I love the calçadas Portuguesa, or Portuguese pavement that is so common throughout the country. The tradition goes back to Roman times when the Romans used stone laid in patterns to pave roads, plazas and even floors. The Roman mosaic style of pavement can be seen in Conimbriga and on the ancient road turned walking trail located at Alqueidão da Serra.
The years of Moorish occupation had an influence on the pavement as well. Many of the calçadas Portuguesa feature geometric patterns and designs that show the Arabic influence.
Several earthquakes in the 16th century and then again with the 1755 earthquake that destroyed much of Lisbon, were great drivers for the use of Portuguese pavement. Many of the streets were paved this way after the 1755 earthquake. General Eusébio Furtado used Portuguese pavement to transform the grounds of São Jorge Castle into walking places using the mosaic pavement. He was also responsible for “Mar Largo” at Praça do Rossio, as well as Camões Square, Principe Square and Town Hall Square, all in Lisbon.

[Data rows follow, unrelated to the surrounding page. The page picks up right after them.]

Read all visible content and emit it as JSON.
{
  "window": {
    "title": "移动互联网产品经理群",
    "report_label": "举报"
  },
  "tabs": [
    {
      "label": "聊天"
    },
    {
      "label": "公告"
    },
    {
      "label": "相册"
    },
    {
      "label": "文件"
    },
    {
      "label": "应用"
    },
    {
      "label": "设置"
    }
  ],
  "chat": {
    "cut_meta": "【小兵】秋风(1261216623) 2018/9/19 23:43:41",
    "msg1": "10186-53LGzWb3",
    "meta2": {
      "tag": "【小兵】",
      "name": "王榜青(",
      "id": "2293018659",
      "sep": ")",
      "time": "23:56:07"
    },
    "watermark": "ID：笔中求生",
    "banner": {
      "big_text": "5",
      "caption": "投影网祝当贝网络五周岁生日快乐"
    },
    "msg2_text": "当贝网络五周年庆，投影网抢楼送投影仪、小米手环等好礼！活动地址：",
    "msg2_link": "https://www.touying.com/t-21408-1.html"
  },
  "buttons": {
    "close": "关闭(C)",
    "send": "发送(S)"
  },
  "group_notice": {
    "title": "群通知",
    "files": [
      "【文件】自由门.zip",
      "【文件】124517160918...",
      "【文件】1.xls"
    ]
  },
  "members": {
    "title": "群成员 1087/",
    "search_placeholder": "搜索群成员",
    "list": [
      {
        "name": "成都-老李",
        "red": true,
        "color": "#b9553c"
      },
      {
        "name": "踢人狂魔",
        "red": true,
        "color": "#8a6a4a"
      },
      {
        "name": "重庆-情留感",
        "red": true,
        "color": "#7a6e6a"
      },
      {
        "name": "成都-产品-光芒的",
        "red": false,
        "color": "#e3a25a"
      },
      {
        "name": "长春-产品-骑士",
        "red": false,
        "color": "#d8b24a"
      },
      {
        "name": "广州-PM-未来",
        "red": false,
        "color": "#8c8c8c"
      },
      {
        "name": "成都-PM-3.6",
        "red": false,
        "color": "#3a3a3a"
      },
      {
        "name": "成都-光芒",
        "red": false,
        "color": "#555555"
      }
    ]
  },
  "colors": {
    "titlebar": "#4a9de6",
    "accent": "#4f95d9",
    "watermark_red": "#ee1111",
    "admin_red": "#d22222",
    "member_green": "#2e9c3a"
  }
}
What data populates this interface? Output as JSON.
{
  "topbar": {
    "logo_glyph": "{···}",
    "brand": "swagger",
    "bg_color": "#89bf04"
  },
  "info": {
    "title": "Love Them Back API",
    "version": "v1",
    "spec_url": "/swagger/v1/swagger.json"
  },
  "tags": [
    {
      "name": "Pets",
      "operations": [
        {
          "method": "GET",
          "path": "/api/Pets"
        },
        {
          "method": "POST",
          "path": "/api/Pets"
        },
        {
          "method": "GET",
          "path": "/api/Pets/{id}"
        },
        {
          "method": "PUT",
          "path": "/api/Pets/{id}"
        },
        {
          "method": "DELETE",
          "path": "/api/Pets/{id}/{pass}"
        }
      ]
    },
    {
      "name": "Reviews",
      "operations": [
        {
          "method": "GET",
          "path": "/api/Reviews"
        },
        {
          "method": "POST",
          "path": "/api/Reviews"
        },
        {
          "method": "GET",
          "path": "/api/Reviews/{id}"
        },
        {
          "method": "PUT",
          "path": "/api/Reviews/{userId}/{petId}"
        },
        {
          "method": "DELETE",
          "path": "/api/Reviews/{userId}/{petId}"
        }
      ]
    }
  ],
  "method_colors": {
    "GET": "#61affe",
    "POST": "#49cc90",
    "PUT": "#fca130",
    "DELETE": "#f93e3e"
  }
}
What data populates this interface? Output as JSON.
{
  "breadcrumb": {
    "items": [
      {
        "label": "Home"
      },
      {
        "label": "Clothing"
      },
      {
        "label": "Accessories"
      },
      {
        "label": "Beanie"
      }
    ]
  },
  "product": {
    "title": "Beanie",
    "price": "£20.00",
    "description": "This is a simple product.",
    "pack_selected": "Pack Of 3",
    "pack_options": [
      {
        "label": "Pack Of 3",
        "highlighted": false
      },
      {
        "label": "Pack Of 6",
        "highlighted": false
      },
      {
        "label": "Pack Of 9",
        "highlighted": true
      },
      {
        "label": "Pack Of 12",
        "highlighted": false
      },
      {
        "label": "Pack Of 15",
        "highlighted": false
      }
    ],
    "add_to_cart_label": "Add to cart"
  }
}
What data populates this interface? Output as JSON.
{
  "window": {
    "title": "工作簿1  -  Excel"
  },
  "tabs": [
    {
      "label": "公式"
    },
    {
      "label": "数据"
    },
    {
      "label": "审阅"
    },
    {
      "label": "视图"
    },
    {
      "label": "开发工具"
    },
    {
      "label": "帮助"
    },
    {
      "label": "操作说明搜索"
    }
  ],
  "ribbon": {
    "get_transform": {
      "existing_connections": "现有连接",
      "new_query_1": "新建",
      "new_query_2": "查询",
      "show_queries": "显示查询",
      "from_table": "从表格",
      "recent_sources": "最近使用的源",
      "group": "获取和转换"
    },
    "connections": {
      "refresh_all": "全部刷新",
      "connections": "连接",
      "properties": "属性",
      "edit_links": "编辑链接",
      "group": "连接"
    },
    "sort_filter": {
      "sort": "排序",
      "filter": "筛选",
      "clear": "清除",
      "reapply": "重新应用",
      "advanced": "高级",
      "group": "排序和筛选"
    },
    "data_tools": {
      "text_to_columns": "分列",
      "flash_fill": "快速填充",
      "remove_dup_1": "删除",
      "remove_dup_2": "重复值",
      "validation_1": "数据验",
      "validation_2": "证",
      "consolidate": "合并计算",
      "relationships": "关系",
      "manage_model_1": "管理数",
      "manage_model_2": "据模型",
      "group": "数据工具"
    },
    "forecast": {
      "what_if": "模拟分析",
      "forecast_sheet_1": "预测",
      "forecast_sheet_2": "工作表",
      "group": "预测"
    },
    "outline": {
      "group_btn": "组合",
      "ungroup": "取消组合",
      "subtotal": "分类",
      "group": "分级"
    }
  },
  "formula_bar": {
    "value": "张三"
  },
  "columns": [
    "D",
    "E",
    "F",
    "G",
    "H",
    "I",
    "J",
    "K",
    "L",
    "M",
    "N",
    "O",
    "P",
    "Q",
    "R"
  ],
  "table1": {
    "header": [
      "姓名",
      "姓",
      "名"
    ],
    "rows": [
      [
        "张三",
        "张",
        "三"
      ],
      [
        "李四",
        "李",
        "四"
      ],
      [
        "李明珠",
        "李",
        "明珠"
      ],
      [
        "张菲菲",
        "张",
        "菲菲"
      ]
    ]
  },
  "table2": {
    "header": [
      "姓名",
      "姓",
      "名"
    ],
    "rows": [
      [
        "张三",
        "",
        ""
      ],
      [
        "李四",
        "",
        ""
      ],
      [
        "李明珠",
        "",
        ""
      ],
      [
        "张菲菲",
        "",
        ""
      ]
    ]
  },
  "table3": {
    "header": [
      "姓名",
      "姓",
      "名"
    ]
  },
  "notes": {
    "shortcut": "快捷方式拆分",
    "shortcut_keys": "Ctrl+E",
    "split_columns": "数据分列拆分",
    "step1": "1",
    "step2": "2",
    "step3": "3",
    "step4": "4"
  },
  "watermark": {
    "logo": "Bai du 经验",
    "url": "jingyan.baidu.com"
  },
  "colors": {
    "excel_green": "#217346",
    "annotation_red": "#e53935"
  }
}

The stone is predominantly limestone quarried from the Aire and Candeeiros mountains of Portugal. Black, white, grey and occasionally red stones are commonly used. While geometric patterns are most common there are examples of the stones being used to display floral patterns, symbols and even portraits. Most of what we saw was geometric patterns.
Much like Portugal’s azelejos, the stonework has become a part of the cultural identity. Unfortunately, the future of the art form is at risk. It takes years to learn to cut and lay the stones and there are less expensive forms of pavement available. I hope that the cultural value of the Portuguese pavement outweighs the economic cost and the tradition continues.